Episode three showcased this the best with Knives' introduction. In the original, Knives was more like Voldemort. He was this background force for most of the original run, and while that made him a symbolic mirror for Vash, it ultimately meant that he didn't get a lot of chances to make his presence known. The bounty hunters he hired were arguably more memorable. But here? Studio Orange allowed Knives to completely encapsulates that ruthless god complex. The way he uses his weapon, the way we never get a full shot of his face, and even the way he just calmly doesn't see Vash as a threat were all splendid. So now that I've shared my opinion as a fan, what's my opinion as an everyday viewer?

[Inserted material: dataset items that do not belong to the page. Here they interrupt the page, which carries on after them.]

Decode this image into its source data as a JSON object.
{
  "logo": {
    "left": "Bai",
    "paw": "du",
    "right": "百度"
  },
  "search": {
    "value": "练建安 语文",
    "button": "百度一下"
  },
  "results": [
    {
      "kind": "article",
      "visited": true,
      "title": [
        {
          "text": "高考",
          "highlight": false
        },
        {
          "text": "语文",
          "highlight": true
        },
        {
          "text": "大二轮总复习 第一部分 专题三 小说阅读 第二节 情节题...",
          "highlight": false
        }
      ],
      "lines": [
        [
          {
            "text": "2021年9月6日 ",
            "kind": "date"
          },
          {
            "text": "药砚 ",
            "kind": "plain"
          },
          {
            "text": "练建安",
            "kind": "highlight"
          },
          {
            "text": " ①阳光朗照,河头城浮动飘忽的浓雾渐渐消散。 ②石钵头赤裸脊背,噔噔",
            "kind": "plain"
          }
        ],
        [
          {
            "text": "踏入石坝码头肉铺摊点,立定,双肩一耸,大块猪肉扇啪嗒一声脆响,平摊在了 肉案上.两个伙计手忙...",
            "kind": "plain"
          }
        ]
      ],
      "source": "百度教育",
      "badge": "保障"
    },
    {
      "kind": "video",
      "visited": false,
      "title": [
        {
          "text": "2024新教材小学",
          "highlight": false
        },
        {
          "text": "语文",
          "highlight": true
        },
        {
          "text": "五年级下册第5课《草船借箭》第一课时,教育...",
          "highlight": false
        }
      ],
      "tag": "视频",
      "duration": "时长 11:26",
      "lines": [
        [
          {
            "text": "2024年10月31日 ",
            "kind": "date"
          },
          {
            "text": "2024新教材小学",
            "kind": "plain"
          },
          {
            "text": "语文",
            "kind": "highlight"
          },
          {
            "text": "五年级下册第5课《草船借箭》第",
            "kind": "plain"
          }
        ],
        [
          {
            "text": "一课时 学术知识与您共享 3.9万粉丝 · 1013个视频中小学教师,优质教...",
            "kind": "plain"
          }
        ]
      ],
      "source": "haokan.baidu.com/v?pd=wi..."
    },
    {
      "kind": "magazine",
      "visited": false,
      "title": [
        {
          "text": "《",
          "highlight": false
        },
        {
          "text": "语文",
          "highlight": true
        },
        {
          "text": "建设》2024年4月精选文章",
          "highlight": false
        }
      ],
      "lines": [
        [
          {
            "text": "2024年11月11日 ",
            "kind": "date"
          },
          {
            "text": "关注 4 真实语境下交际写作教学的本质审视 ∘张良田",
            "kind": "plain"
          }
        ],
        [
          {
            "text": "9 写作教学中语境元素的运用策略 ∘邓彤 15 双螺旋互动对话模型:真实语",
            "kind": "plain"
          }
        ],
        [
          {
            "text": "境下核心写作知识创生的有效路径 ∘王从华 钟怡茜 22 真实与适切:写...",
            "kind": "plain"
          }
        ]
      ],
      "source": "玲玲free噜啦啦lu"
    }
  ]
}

So far, it's OK. Plot-wise, the show introduces many things from the outset while trying to keep more character introspective moments in the background. I like that these episodes take place at one central location, but the tradeoff was having many characters talk too much about how the world works. Meryl Stryfe is our go-getter young reporter interested in getting a story done with her cynical boss constantly rubbing it in that the world is cruel and good people don't necessarily make it. The story doesn't establish if a specific thing made him like this, but my experiences with storytelling, in general, tell me that a moment like that will likely come at some point in the future. Making Meryl a reporter also seems like an excuse to exposit information that most people her age should know, so that feels a bit lazy, honestly.
I'm also not a fan of moments where it feels like characters are acting in a certain way for convenience or to generate an action scene rather than out of any genuine narrative understanding. Probably my least favorite part was the climax of episode one, where the guy who is in the standoff with Vash randomly decides to pull out a bazooka with a bunch of missiles for the sake of doing something flashy, even though he could've killed a lot of people or even destroyed the town. There's no pretense that people in his position could get away with anything in this land, and the only explanation for why he did that is just that he's crazy. That felt like a lazy way to up the stakes. Plus, the incredibly long time between when the missiles were launched and when Vash got rid of them did stretch my suspension of disbelief a little bit. The show is at its best when it shows the townspeople's desperation and how that desperation in such an unforgiving world can lead people to do things they don't want to do deep down but do out of necessity. I wish that angle were played up a bit more so that the final moment of Vash being kicked out would have hit harder. I know they probably blame all the destruction on him because it's convenient but framing it as how it was his fault felt weak. Since Knives was after the town's powerplant, they were fucked even if Vash wasn't there. Overall, it's an OK start, but I look forward to how we will run with this status quo in a new town.